According to Antony, cadmium appears to promote the development of COPD as well; published research is forthcoming.
“Now, why do some people get COPD and some people get pulmonary fibrosis? We think that depends on their genetic makeup,” Antony said.
Antony maintains a running dialogue with 35th Avenue residents about SRP research. For instance, her team regularly updates their community advisory board, and Antony shares information at community centers and churches.
“The relationship is bidirectional. They tell us what is bothering them the most, and we look into it,” Antony said.
The center also collaborates with the community on outreach and education projects. One activity involves teaching people how to grow food in raised garden beds containing uncontaminated soil.
Meanwhile, through a Lung Ambassadors program, high school students learn about health problems associated with the Superfund site and ways to minimize contaminant exposures. Then they pass those lessons on to family and friends.
Looking ahead, Antony hopes to explore ways to alleviate respiratory illness in the 35th Avenue community.
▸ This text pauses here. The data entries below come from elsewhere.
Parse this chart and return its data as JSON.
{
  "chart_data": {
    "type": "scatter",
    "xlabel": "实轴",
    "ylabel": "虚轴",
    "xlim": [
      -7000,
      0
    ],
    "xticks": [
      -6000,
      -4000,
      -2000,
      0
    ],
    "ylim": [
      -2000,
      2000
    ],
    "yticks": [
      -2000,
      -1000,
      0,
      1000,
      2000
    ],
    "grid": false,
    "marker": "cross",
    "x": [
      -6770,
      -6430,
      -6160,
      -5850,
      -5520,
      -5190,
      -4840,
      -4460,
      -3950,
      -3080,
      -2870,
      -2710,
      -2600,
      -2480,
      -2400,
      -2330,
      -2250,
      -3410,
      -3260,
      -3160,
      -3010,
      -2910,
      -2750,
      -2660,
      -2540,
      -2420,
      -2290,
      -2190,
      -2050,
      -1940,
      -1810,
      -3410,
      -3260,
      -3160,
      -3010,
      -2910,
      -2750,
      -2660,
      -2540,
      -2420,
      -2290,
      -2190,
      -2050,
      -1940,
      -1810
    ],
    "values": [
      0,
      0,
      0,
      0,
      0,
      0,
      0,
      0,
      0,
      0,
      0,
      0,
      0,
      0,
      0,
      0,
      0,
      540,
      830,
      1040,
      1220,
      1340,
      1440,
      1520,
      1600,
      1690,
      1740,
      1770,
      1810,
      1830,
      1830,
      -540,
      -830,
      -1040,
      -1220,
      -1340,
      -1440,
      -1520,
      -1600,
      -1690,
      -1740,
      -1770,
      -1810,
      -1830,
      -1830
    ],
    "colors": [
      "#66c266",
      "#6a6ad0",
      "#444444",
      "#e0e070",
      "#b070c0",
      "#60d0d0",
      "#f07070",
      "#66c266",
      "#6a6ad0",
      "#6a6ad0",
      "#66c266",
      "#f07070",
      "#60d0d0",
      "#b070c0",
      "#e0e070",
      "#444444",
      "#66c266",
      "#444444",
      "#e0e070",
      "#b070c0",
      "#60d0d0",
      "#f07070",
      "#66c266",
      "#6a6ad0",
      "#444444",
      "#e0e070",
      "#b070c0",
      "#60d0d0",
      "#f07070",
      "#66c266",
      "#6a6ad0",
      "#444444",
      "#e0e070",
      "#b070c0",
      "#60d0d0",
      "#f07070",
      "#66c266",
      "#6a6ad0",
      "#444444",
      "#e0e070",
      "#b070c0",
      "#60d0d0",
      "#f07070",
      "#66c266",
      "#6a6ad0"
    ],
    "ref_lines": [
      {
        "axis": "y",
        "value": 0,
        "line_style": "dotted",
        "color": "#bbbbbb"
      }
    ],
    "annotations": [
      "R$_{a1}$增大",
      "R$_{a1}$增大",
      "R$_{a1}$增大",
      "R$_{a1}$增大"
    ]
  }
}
One approach involves blocking contaminants from activating disease pathways in the first place.
For example, in 2007, the Columbia SRP Center published a study conducted in Bangladesh showing that folic acid supplements can dramatically lower blood arsenic levels in people chronically exposed to arsenic-contaminated drinking water.
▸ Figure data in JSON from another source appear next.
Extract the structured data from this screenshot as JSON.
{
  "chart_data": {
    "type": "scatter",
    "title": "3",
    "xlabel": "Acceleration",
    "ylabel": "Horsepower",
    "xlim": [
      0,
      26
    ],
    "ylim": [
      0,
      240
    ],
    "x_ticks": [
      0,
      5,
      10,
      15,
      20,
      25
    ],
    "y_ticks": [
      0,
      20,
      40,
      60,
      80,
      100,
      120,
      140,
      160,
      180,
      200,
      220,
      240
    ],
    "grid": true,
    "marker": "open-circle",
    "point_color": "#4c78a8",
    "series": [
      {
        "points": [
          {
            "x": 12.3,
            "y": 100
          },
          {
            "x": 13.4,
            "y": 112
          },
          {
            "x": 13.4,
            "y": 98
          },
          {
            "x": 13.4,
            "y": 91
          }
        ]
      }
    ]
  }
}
Antony envisions running a similar clinical trial with participants from the Superfund site, where arsenic exposure is a major concern. Many children at the local primary school suffer from asthma, which could be linked to inhaling arsenic in dust, according to Antony.
“Folate is a vitamin that will change arsenic into a water-soluble form that can be excreted in the urine,” she explained. “We want to see if administering folic acid supplements leads to a decline in arsenic levels in the blood.”
In 2019, UAB presented Antony with the Dean’s Excellence Award in Service to honor her dedication to Birmingham and the 35th Avenue community.
“These are people who fought for their civil rights, and now they are asking for environmental equity,” Antony said. “We have a partnership with the school of public health, the school of engineering, environmental scientists, and the community. We’re committed to helping our neighbors.”